Alexandre is part of the founding research team at Kyutai, a leading non profit research lab in Paris. Before he was a research scientist for 3 years at Meta AI Research, leading in particular the development of the AudioCraft framework (EnCodec, AudioGen, MusicGen). Alexandre completed his CIFRE PhD at Facebook AI Research and INRIA Paris, working in particular on music source separation (Demucs).

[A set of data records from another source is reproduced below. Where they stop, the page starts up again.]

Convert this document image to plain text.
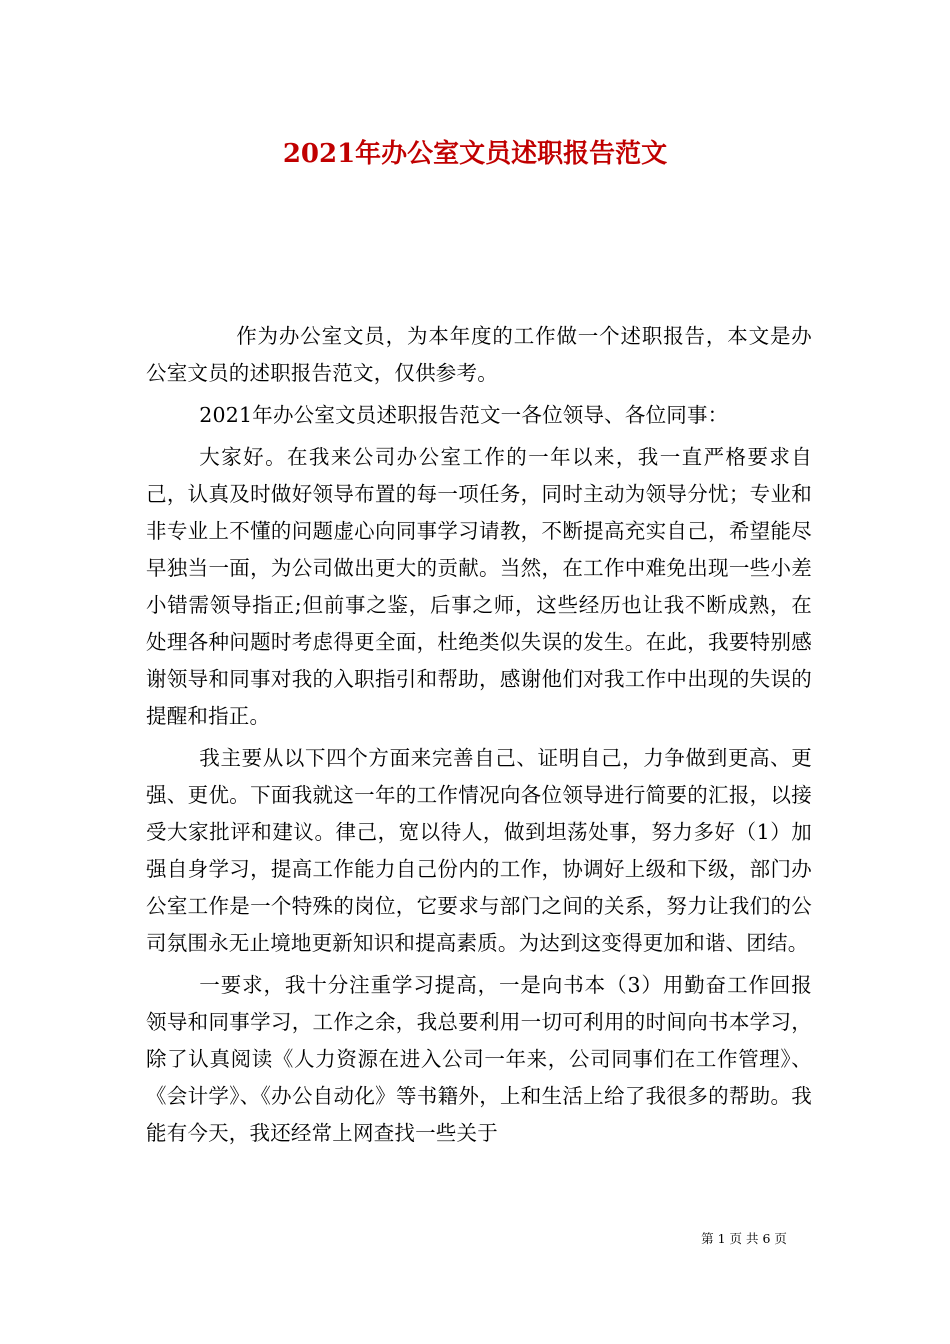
2021年办公室文员述职报告范文

作为办公室文员，为本年度的工作做一个述职报告，本文是办公室文员的述职报告范文，仅供参考。

2021年办公室文员述职报告范文一各位领导、各位同事：

大家好。在我来公司办公室工作的一年以来，我一直严格要求自己，认真及时做好领导布置的每一项任务，同时主动为领导分忧；专业和非专业上不懂的问题虚心向同事学习请教，不断提高充实自己，希望能尽早独当一面，为公司做出更大的贡献。当然，在工作中难免出现一些小差小错需领导指正;但前事之鉴，后事之师，这些经历也让我不断成熟，在处理各种问题时考虑得更全面，杜绝类似失误的发生。在此，我要特别感谢领导和同事对我的入职指引和帮助，感谢他们对我工作中出现的失误的提醒和指正。

我主要从以下四个方面来完善自己、证明自己，力争做到更高、更强、更优。下面我就这一年的工作情况向各位领导进行简要的汇报，以接受大家批评和建议。律己，宽以待人，做到坦荡处事，努力多好（1）加强自身学习，提高工作能力自己份内的工作，协调好上级和下级，部门办公室工作是一个特殊的岗位，它要求与部门之间的关系，努力让我们的公司氛围永无止境地更新知识和提高素质。为达到这变得更加和谐、团结。

一要求，我十分注重学习提高，一是向书本（3）用勤奋工作回报领导和同事学习，工作之余，我总要利用一切可利用的时间向书本学习，除了认真阅读《人力资源在进入公司一年来，公司同事们在工作管理》、《会计学》、《办公自动化》等书籍外，上和生活上给了我很多的帮助。我能有今天，我还经常上网查找一些关于

第 1 页 共 6 页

Recent advances in text to audio generation

The last year has been rich in ground breaking releases in the field of text to audio and music generation. While JukeBox by Dhariwal et al. (2020) opened up the way 3 years ago, it suffered from impractically slow generation and training complexity. The development of efficient discrete neural audio codecs such as SoundStream (Zeghidour et al. 2021), and EnCodec (Défossez et al. 2022), allowed to easily applied auto-regressive Transformer based modeling to the field of audio. Nonetheless, audio representations have their own specificities compared with NLP tokens, and it takes special care to obtain a model that is both stable, fast, and generates high quality outputs. In this talk we will present the recent evolutions in auto regressive audio modeling, in particular the AudioGen (Kreuk et al. 2022) and MusicGen (Copet et al. 2023) models.